Patrick will be here in a few minutes, and sawdust will be flying. The plan is to build another third of a turn or more on the helix, and throw down 40' of roadbed. That will connect the existing part of the layout to the new helix.

Nuthin' on the layout today.  My wife has confined the layout to a part of the basement with no heat.  But, I did think about it.

 

I am, however, getting ready to convert an AB set of Weaver FA-2's from 3 rail to 2 rail.  I got the new scale wheels w/gears in a few days ago from P&D Hobbies.  All I have to get now is some lube in to lube the gears when I get them in place.  I will take some pics and probably start a new thread for this in case anyone wants to see how it's done.  Maybe do some kadee couplers on these engines too.

 

Rick

Ran trains.  Opened my box from Mike Spanier containing an oval of Super-O track.  (Thanks Mike!)  As has been noted by others, this is really nicely designed track.  Its a shame that Lionel shut it down due to sales and profit pressure.  IMO they should have done a run of track every 5 years or so to support the early adopters and keep the product alive.

 

So I setup up some track on the kitchen table, I still haven't run an engine on it.

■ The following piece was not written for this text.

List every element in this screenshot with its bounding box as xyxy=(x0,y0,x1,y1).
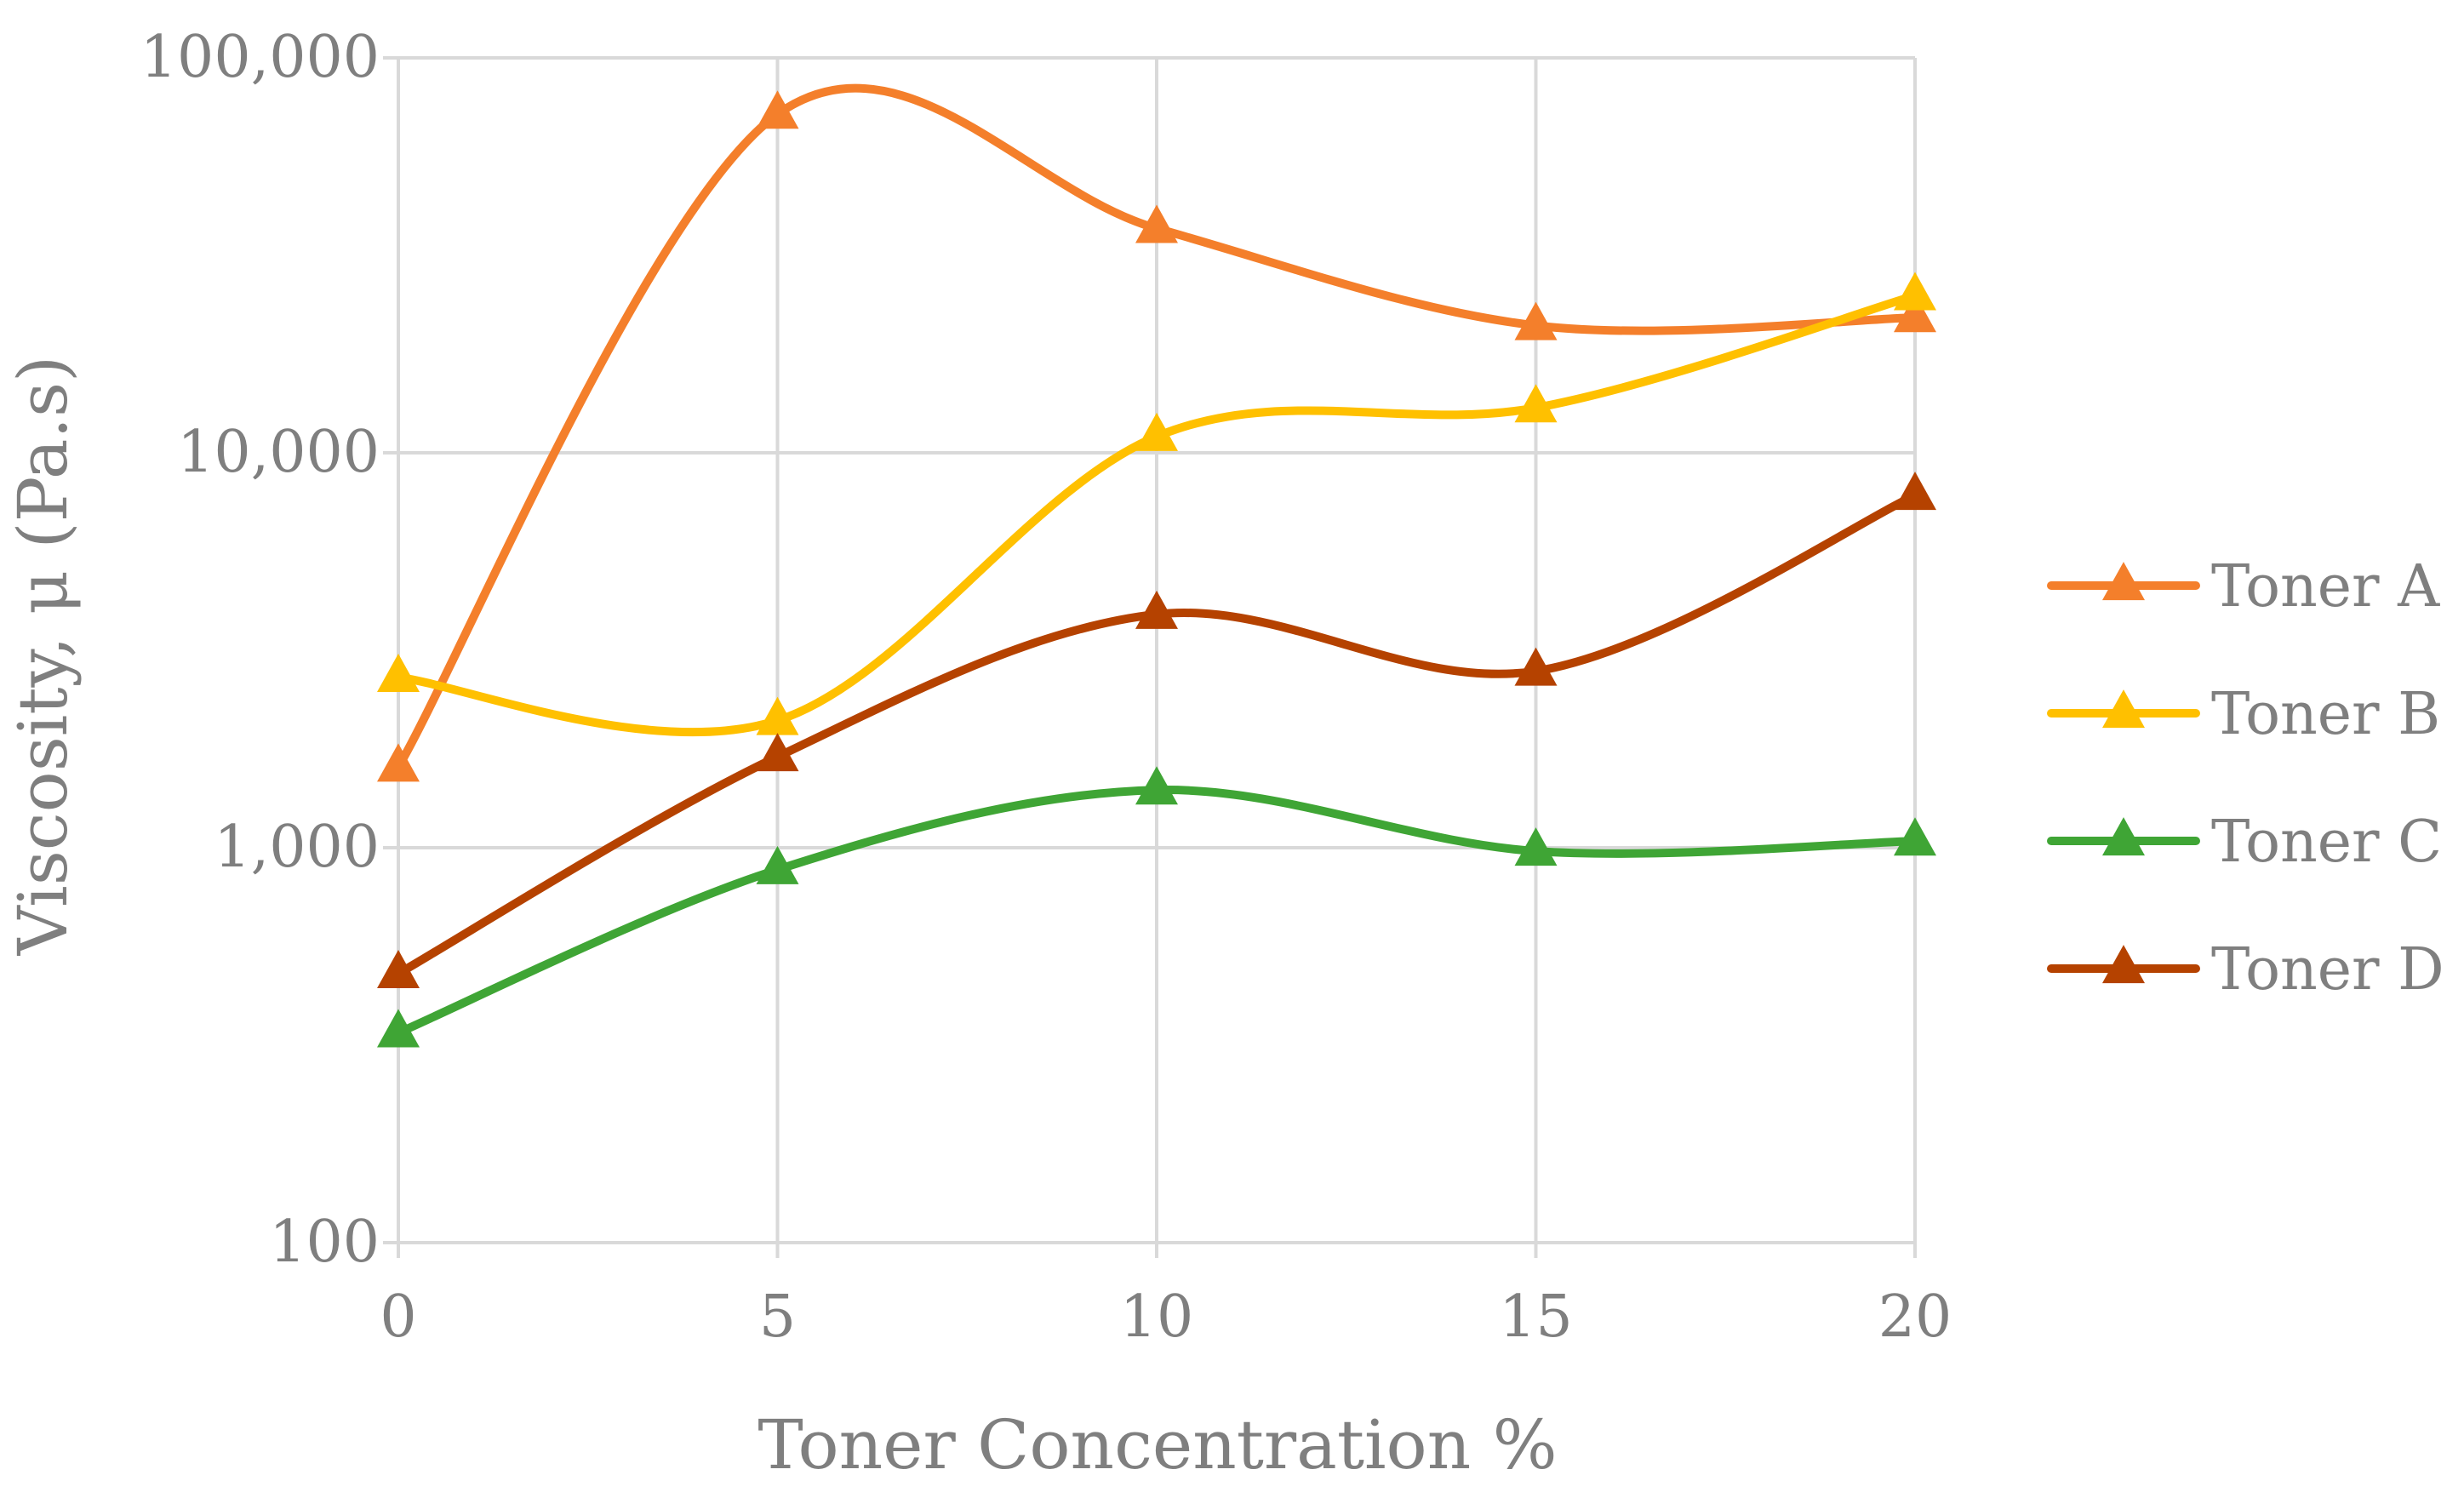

It compares well to MTH Scaletrax (which I also have).  Both have lower profile rails, flat top, with thin center ribbon.  Scaletrax has the too wide tie spacing, while Super-O has the hump on the ties to support the center rail.  Super-O has the inconvenient "bus-bar" topper connector for the center ribbons to join sections.  Of course Scaletrax is available in a wide selection of diameters, is new and supported and etc..  Just noting the similarities and differences, not saying one is better than the other.   -Ken

Today, I completed my second loop of Super O Track on the Dexter Pacific RR!

 

All wide radius Super O Track.

 

Min Radius is O-83" in the tight areas, and generally O-92", O-101", and O-135" and O-144" on the main line.

 

 

The one thing that no one realizes, unless you build a very large layout with Super O, is that it is very very efficient.  The center rail and the power blades are very low resistance, solid copper~!  No track can match it in power delivery.